In this study, we conduct a comprehensive theoretical analysis of the structural parameters, dynamic stability, elastic properties, and optoelectronic characteristics of YbZn2X2 (X = N, P, As, Sb). The phonon dispersion calculations imply that YbZn2N2 is dynamically stable. For the first time, we investigate the elastic constants of YbZn2X2, and our findings show that the obtained elastic constants meet the mechanical stability criteria.

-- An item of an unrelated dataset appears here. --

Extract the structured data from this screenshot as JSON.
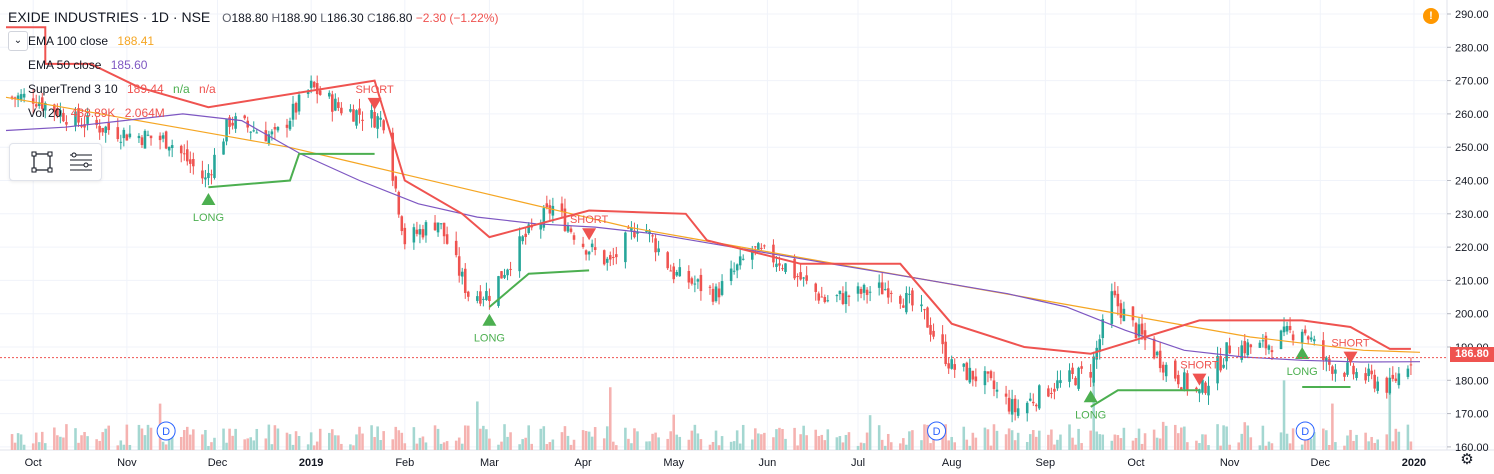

The analysis of electronic properties shows that YbZn2X2 (X = N, Sb) and YbZn2X2 (X = P, As) are direct and indirect band gap semiconductors, respectively. The band gaps of these compounds vary between 0.3 and 1.8 eV, and the energy gap is decreased from N to Sb. The results imply that YbZn2As2 displays an optimal band gap of approximately 1.2 eV and a high optical absorption coefficient with an order of 105, making it a promising candidate for optoelectronic devices. These findings offer valuable insights for further exploration of the per-formance of these compounds in optoelectronic applications.

Automated summary

In this study, a comprehensive theoretical analysis is conducted on the structural parameters, dynamic stability, elastic properties, and optoelectronic characteristics of YbZn2X2 (X = N, P, As, Sb). The results show that YbZn2N2 is dynamically stable and the elastic constants meet the mechanical stability criteria. The analysis of electronic properties reveals that YbZn2X2 (X = N, Sb) and YbZn2X2 (X = P, As) are direct and indirect band gap semiconductors, respectively. YbZn2As2 exhibits an optimal band gap of approximately 1.2 eV and a high optical absorption coefficient, making it a promising candidate for optoelectronic devices.